Cet automne, c’est la saison des scénarios pour la neutralité carbone à l’horizon 2050 : l’ADEME, RTE et Négawatt ont tous pondu divers scénarios sensés décarboner l’économie et les énergies utilisées, dans le but de nous vendre une durabilité de la civilisation industrielle :

  • Scénarios ADEME : Végétarisme, logements rénovés, technologies vertes… les scénarios pour une neutralité carbone en 2050 - Rénovation des logements, baisse de la consommation de viande, fiscalité environnementale... Dans un épais rapport, l’Ademe a dessiné quatre scénarios capables de conduire la France vers la neutralité carbone en 2050. Reste à les mettre en place. (...) Écueil majeur, mais révélateur de la déconnexion entre les différents enjeux écologiques : si la question du « vivant » est évoquée comme centrale, elle ne l’est que dans sa forme « morte » — consommation alimentaire humaine ou celle des animaux d’élevage, valorisation des végétaux en tant que biomasse, etc. En fait, aucun chiffrage précis n’est donné sur les impacts de ces projections sur la biodiversité et les écosystèmes. L’eau n’est également abordée que par l’entrée « irrigation ». Rien n’est dit sur les capacités des nappes et des stockages d’abonder dans le futur.
  • Scénarios RTE : L’air de rien, RTE défend une France nucléaire - RTE, le gestionnaire du réseau de transport d’électricité haute tension, a présenté six scénarios de production d’électricité pour 2050. Si tous prévoient d’atteindre la « neutralité carbone », la moitié font la part belle au nucléaire. Mais RTE n’a retenu qu’une hypothèse, sans étudier la trajectoire « sobriété ». Ce tour de passe-passe est critiqué par les écologistes.
  • Scénarios Négawatt : Un avenir sans nucléaire est possible, selon Négawatt - L’association Négawatt a présenté son scénario 2022 pour une France à la production électrique entièrement renouvelable et sans nucléaire d’ici 2050. Elle espère que ses propositions, urgentes à mettre en œuvre, seront reprises par les candidats à l’élection présidentielle.
Climat, écologie, société : les rapports énergétiques RTE, Ademe et Negawatt sont à jeter à la poubelle
Avant 2030, la consommation du charbon va exploser

Le problème, c’est qu’aucun de ces jolis scénarios centrés sur la question des émissions de CO2 ne se préoccupent sérieusement des destructions écologiques directes exercées par la civilisation industrielle, ni n’interrogent le rapport social capitaliste ou la forme Etat.
Ces scénarios sont donc en grande partie du vent.
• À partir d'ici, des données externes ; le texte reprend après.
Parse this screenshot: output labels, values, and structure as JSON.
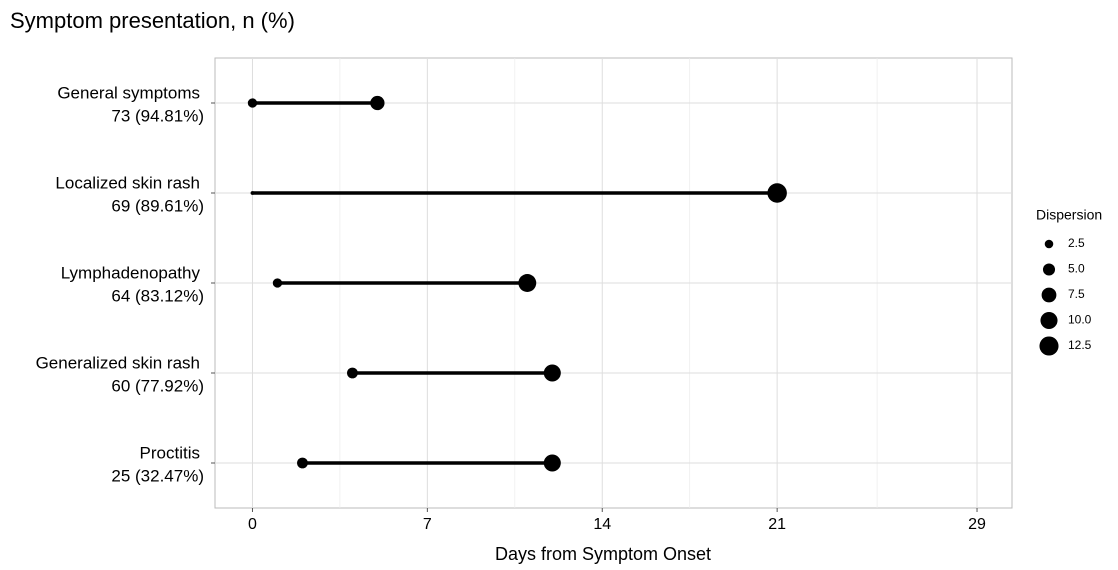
{
  "chart_data": {
    "type": "dumbbell",
    "title": "Symptom presentation, n (%)",
    "x_label": "Days from Symptom Onset",
    "categories": [
      "General symptoms",
      "Localized skin rash",
      "Lymphadenopathy",
      "Generalized skin rash",
      "Proctitis"
    ],
    "category_counts": [
      "73 (94.81%)",
      "69 (89.61%)",
      "64 (83.12%)",
      "60 (77.92%)",
      "25 (32.47%)"
    ],
    "start": [
      0,
      0,
      1,
      4,
      2
    ],
    "end": [
      5,
      21,
      11,
      12,
      12
    ],
    "start_size": [
      3,
      0.5,
      3,
      4,
      4
    ],
    "end_size": [
      7,
      13,
      11,
      10,
      10
    ],
    "color": "#000000",
    "xlim": [
      -1.5,
      30.4
    ],
    "xticks": [
      0,
      7,
      14,
      21,
      29
    ],
    "minor_xticks": [
      3.5,
      10.5,
      17.5,
      25
    ],
    "grid": true,
    "legend": {
      "title": "Dispersion",
      "sizes": [
        2.5,
        {
          "value": 5,
          "label": "5.0"
        },
        7.5,
        {
          "value": 10,
          "label": "10.0"
        },
        12.5
      ]
    }
  }
}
Rappelons que la neutralité carbone peut s’entendre de diverses manières : diminuer fortement les productions donc les émissions, ou maintenir ou même augmenter le niveau de production en le « compensant » par des plantations « puits de carbone » ou en imaginant d’hypothétiques technologies de captation du carbone.
La plupart des Etats et des entreprises préfèrent la 2e option, qui a bien plus d’impacts négatifs et reste pour l’instant une chimère.

Tous ces scénarios 2050 sont indésirables

Ces scénarios parlent de manière « abstraite », sans tenir compte de la réalité politique du modèle dominant, ils plaquent des rêveries futuristes sur des rapports sociaux et des systèmes économiques chaotiques, brutaux et indésirables.
Tous ces scénarios veulent faire durer la civilisation industrielle, le techno-capitalisme et l’Etat, ils misent tous sur de la haute-technologie, du numérique, et du centralisme étatique et économique.

Ils sont donc tous indésirables car ils nous incarcèrent davantage dans le monde Machine, dans la dépendance totale à la technologie, à la technocratie planifiée et au marché capitaliste, dans des systèmes politiques autoritaires et non-démocratiques, dans l’économie totalitaire.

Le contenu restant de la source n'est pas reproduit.